Gregory Soto - Stats - Pitching | FanGraphs Baseball


●Matt Strahm

P=.060 Q=.070
ここまでERA1.64と昨年同様かなり素晴らしい成績を残しているが、xwOBA.315と彼のERAに見合わない数値となっている。Chase%、K%、BB%は優秀である。しかし、Barrel%は16.0%(下位1%)、HardHit%は52.0%(下位3%)と、打球管理の指標が優秀でないことが、このような乖離を生んだ原因と考える。運がいいと判断する基準を満たしていないが、打球管理の側面からここでは運がいいと判断したい。フォーシームのWhiff%が31.3%(2023)→20.0%(2024)と去年よりフォーシームで空振りが取れていないのが気掛かり。

Matt Strahm Stats: Statcast, Visuals & Advanced Metrics | baseballsavant.com (mlb.com)

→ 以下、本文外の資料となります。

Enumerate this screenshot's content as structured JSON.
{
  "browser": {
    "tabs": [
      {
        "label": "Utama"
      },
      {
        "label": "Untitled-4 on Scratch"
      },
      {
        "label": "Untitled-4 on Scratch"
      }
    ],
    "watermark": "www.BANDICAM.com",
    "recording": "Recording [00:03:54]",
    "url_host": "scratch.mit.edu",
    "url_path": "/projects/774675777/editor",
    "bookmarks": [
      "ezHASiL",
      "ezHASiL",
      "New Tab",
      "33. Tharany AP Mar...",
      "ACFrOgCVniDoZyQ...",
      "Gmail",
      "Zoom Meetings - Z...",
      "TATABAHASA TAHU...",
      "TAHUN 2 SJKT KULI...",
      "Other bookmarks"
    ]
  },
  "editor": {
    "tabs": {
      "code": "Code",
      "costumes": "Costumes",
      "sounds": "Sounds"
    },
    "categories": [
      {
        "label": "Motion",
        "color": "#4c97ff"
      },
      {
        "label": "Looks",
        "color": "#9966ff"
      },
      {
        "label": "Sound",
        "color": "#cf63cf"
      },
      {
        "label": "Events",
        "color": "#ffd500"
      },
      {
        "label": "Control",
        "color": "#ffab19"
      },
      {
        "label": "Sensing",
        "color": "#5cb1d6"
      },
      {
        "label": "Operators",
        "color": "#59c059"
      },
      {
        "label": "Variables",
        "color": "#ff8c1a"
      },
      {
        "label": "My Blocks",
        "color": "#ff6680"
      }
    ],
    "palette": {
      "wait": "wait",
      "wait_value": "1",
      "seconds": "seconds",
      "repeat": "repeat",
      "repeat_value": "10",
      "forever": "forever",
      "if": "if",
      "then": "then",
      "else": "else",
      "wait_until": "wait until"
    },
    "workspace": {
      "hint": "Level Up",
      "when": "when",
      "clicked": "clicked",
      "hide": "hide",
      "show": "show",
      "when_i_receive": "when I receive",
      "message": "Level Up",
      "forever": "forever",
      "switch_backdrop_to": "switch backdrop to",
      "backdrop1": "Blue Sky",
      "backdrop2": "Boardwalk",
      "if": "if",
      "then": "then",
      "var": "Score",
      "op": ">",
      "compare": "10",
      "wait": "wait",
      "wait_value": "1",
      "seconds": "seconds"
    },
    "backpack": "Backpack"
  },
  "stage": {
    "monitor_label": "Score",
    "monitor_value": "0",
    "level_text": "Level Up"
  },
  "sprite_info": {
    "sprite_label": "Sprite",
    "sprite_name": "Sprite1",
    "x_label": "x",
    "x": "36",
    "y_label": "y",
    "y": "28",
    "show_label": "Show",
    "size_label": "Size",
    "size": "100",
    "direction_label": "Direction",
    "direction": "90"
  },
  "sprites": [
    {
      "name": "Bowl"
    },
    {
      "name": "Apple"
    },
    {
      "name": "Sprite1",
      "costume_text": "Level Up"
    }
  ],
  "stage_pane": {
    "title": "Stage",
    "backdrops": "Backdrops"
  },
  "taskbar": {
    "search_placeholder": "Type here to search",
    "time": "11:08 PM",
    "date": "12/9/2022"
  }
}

Matt Strahm - Stats - Pitching | FanGraphs Baseball



上記に挙げた選手の運の良し悪しについてまとめること以下のようになる。

運の良し悪しに関係ない(指標通りの成績)
Jose Alvarado 、Jeff Hoffman、
Orion Kerkering、Seranthony Dominguez、Gregory Soto
(*但しKerkeringはスモールサンプルであることに留意)

運が良い
Yunior Marte、Matt Strahm

運が悪い
該当者なし

Statcast Expected wOBA, xBA, xSLG | baseballsavant.com (mlb.com)


結論

フィリーズのブルペンは運が悪いとは言い難く、大半の選手が実力を発揮していると結論づける。


xwOBAを用いた理由

ここで私が運の良し悪し判断基準としてxwOBAを用いたかを説明したい。最初にこのnoteを書いた時にはxERAを用いた。しかし、xERAとERAの比較では、正確に運の良し悪しを測れるかに疑問を持った。実際にxERAとERAの比較の際、この二者の乖離が大きくて、十分に測れているのかと懐疑的になった。(これが一度このnoteをお蔵入りにしようとした理由。)それなら、xwOBAとwOBAの比較に持ち込んだほうが、より正確に運の良し悪しを測れると判断したからである。


最後に

このnoteを通じて指標に対する理解が甘さと分析の難しさを実感した。例を挙げるなら、xwOBAとwOBAの差において0.050という値を出したのも、この数値が運の良し悪しを測るのに塩梅がいいという完全に主観込みのものである。判断基準が非常に主観的なものになってしまったことで異論、反論出てくることは承知である。私自身の勉強のため、是非読者の皆様の意見を伺いたい。
最後に、このような拙いnoteを読んでくださり、本当にありがとうございます。

*このnoteで扱った数値は5月2日0時時点のものである。